Right. But the conception that the inner city is somehow a hotbed of crime is still, unfortunately, alive and well. So this is a signal that we have a lot of work to do to communicate that these neighborhoods are indeed quite safe, and in some cases safer than suburban locations. The other disadvantage that pops up over and over again is just the regulatory morass. You know, although there's been one-stop-shop business-development centers and things put up, there's still much too much red tape in cities in terms of selling property and renovating property--getting pretty much anything done. And so we would highlight this as a critical area where mayors and city governments and leaders in metropolitan areas need to get busy.
Is this just the standard complaint against regulation, or do you agree that the regulatory framework in cities is more onerous than it is in the suburbs and elsewhere?
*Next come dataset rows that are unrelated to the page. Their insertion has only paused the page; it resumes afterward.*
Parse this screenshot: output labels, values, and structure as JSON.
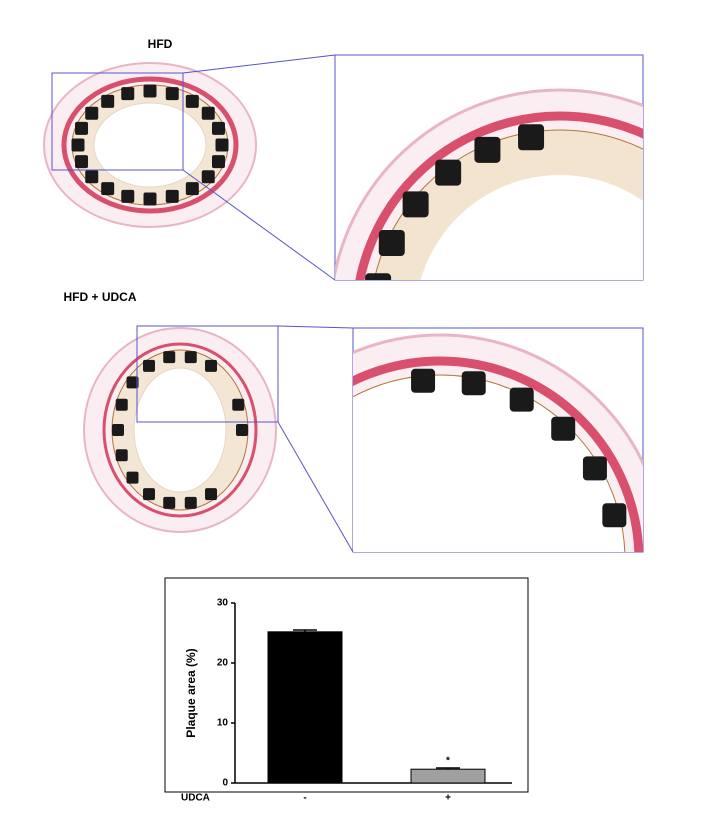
{
  "panels": [
    {
      "label": "HFD"
    },
    {
      "label": "HFD + UDCA"
    }
  ],
  "chart_data": {
    "type": "bar",
    "ylabel": "Plaque area (%)",
    "xlabel": "UDCA",
    "categories": [
      "-",
      "+"
    ],
    "series": [
      {
        "name": "Plaque area",
        "values": [
          25.2,
          2.3
        ],
        "errors": [
          0.3,
          0.2
        ],
        "colors": [
          "#000000",
          "#a0a0a0"
        ]
      }
    ],
    "annotations": [
      {
        "category": 1,
        "text": "*"
      }
    ],
    "ylim": [
      0,
      30
    ],
    "yticks": [
      0,
      10,
      20,
      30
    ]
  }
}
There's no question about it--it's overwhelmingly more complex. Now part of that is inevitable: Where you have a lot of people crammed together you've got to be a little more careful about where you dig and how you build things and all that. But, you know, cities got into the habit of overregulating everything. I remember that it wasn't so long ago that powerful constituencies for most city governments were antibusiness, pro-union, liberal Democratic social service organizations, neighborhoods groups, and church groups. They could go to their alderman or city councilor and could pass legislation so trucks couldn't park near a business because the neighbors didn't like trucks.
We wondered as this economic downturn started whether or not it would obliterate these companies. The answer: Hell, no!
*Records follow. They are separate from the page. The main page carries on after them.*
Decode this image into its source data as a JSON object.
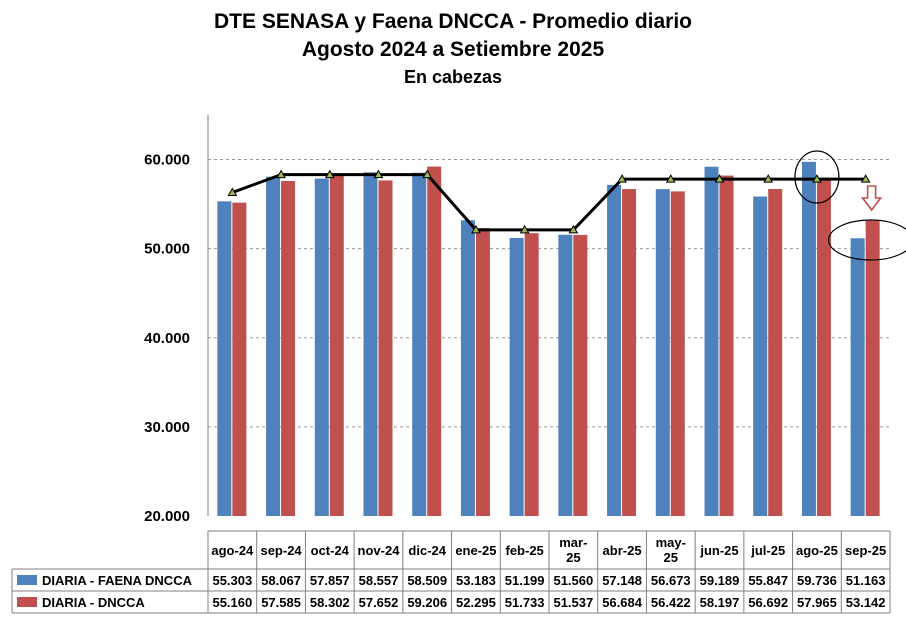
{
  "title": {
    "line1": "DTE SENASA  y Faena DNCCA - Promedio diario",
    "line2": "Agosto 2024 a Setiembre 2025",
    "line3": "En cabezas"
  },
  "colors": {
    "series1": "#4F81BD",
    "series2": "#C0504D",
    "trend": "#000000",
    "marker": "#9BBB59",
    "arrow": "#C0504D"
  },
  "chart_data": {
    "type": "bar",
    "title": "DTE SENASA  y Faena DNCCA - Promedio diario",
    "subtitle": "Agosto 2024 a Setiembre 2025",
    "ylabel": "En cabezas",
    "xlabel": "",
    "ylim": [
      20000,
      65000
    ],
    "yticks": [
      20000,
      30000,
      40000,
      50000,
      60000
    ],
    "ytick_labels": [
      "20.000",
      "30.000",
      "40.000",
      "50.000",
      "60.000"
    ],
    "grid": true,
    "categories": [
      "ago-24",
      "sep-24",
      "oct-24",
      "nov-24",
      "dic-24",
      "ene-25",
      "feb-25",
      "mar-25",
      "abr-25",
      "may-25",
      "jun-25",
      "jul-25",
      "ago-25",
      "sep-25"
    ],
    "category_lines": [
      [
        "ago-24"
      ],
      [
        "sep-24"
      ],
      [
        "oct-24"
      ],
      [
        "nov-24"
      ],
      [
        "dic-24"
      ],
      [
        "ene-25"
      ],
      [
        "feb-25"
      ],
      [
        "mar-",
        "25"
      ],
      [
        "abr-25"
      ],
      [
        "may-",
        "25"
      ],
      [
        "jun-25"
      ],
      [
        "jul-25"
      ],
      [
        "ago-25"
      ],
      [
        "sep-25"
      ]
    ],
    "series": [
      {
        "name": "DIARIA -   FAENA DNCCA",
        "values": [
          55303,
          58067,
          57857,
          58557,
          58509,
          53183,
          51199,
          51560,
          57148,
          56673,
          59189,
          55847,
          59736,
          51163
        ],
        "labels": [
          "55.303",
          "58.067",
          "57.857",
          "58.557",
          "58.509",
          "53.183",
          "51.199",
          "51.560",
          "57.148",
          "56.673",
          "59.189",
          "55.847",
          "59.736",
          "51.163"
        ]
      },
      {
        "name": "DIARIA - DNCCA",
        "values": [
          55160,
          57585,
          58302,
          57652,
          59206,
          52295,
          51733,
          51537,
          56684,
          56422,
          58197,
          56692,
          57965,
          53142
        ],
        "labels": [
          "55.160",
          "57.585",
          "58.302",
          "57.652",
          "59.206",
          "52.295",
          "51.733",
          "51.537",
          "56.684",
          "56.422",
          "58.197",
          "56.692",
          "57.965",
          "53.142"
        ]
      }
    ],
    "trend_line": [
      56300,
      58300,
      58300,
      58300,
      58300,
      52100,
      52100,
      52100,
      57800,
      57800,
      57800,
      57800,
      57800,
      57800
    ],
    "annotations": [
      {
        "type": "circle",
        "category": "ago-25"
      },
      {
        "type": "ellipse",
        "category": "sep-25"
      },
      {
        "type": "down-arrow",
        "category": "sep-25"
      }
    ],
    "data_table": true
  }
}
And the situation persists?
Yes. Among all of the 364 companies that are still around that have ever been on the Inner City 100, something like 81% were considering expanding and 99% wanted to do it in the inner city. But when we surveyed companies that left inner cities we found that the No. 1 reason by far--like five times over No. 2--is that they couldn't expand in the time frame they required.
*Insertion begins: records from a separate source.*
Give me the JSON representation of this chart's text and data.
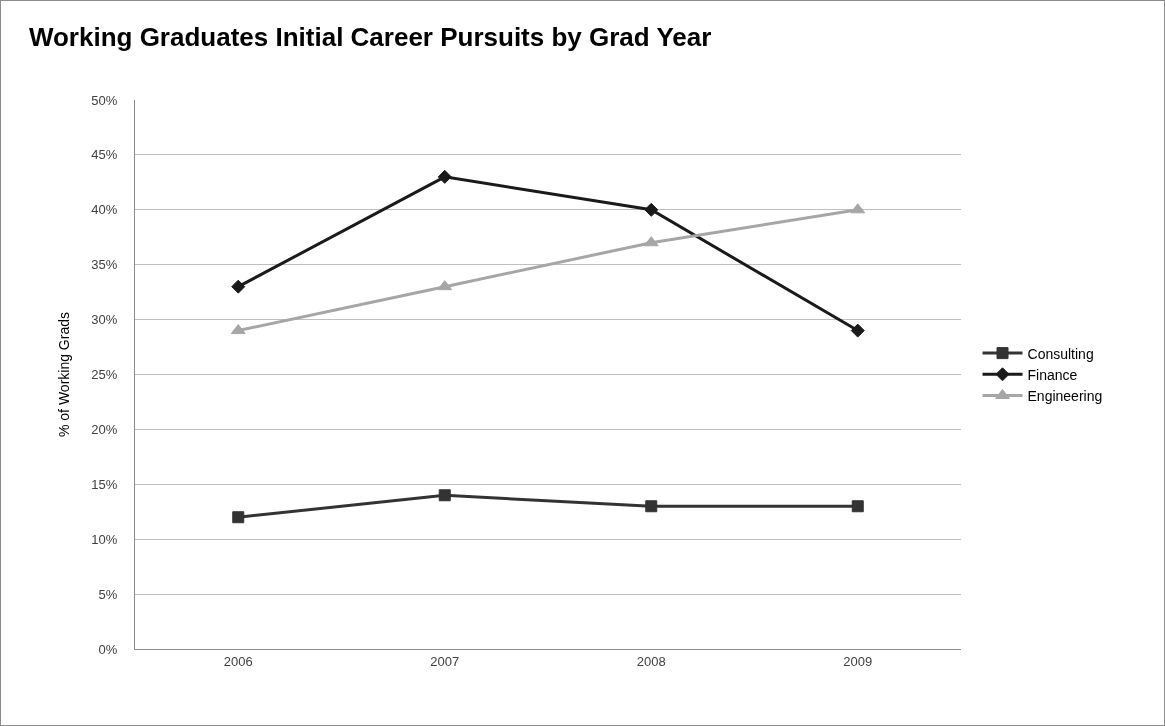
{
  "chart_data": {
    "type": "line",
    "title": "Working Graduates Initial Career Pursuits by Grad Year",
    "ylabel": "% of Working Grads",
    "categories": [
      "2006",
      "2007",
      "2008",
      "2009"
    ],
    "series": [
      {
        "name": "Consulting",
        "color": "#333333",
        "marker": "square",
        "values": [
          12,
          14,
          13,
          13
        ]
      },
      {
        "name": "Finance",
        "color": "#1a1a1a",
        "marker": "diamond",
        "values": [
          33,
          43,
          40,
          29
        ]
      },
      {
        "name": "Engineering",
        "color": "#a6a6a6",
        "marker": "triangle",
        "values": [
          29,
          33,
          37,
          40
        ]
      }
    ],
    "ylim": [
      0,
      50
    ],
    "yticks": [
      {
        "value": 0,
        "label": "0%"
      },
      {
        "value": 5,
        "label": "5%"
      },
      {
        "value": 10,
        "label": "10%"
      },
      {
        "value": 15,
        "label": "15%"
      },
      {
        "value": 20,
        "label": "20%"
      },
      {
        "value": 25,
        "label": "25%"
      },
      {
        "value": 30,
        "label": "30%"
      },
      {
        "value": 35,
        "label": "35%"
      },
      {
        "value": 40,
        "label": "40%"
      },
      {
        "value": 45,
        "label": "45%"
      },
      {
        "value": 50,
        "label": "50%"
      }
    ],
    "grid": "y",
    "legend": "right",
    "line_style": "solid"
  }
}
Yet the businesses that remain are doing well.
You know, we wondered as this economic downturn started whether or not it would obliterate inner city companies. And I think we have a pretty resounding answer to that question: Hell, no! They've steamed ahead pretty well. In fact, I suspect that if we looked at the revenue and job security of the average 364 companies in America, we wouldn't see they were anywhere near this group. We'd have seen the recession have an effect.
At a time when there is so much anxiety among workers about job security, the fact that secure jobs can be found in these rundown neighborhoods is somewhat ironic.
And these companies really have a profound, broader impact. Let me just kind of tick off a few of the dimensions of that. First of all, we find that these companies pay higher than average wages. They disproportionately offer health care, retirement benefits, and life insurance. Many of them have programs to help their employees with home ownership. Some of them actually insist that their employees go back to school part-time as a condition of employment. We've also surveyed some of the individuals working for these companies--the employees--and we find that a very large portion of them, like almost 50%, have considered starting their own business as a result of working in the company. So we're finding that these companies are incredible social programs for health care, for home ownership, for education, and for entrepreneurship. I think it's not understood how powerful business is in addressing the social agenda.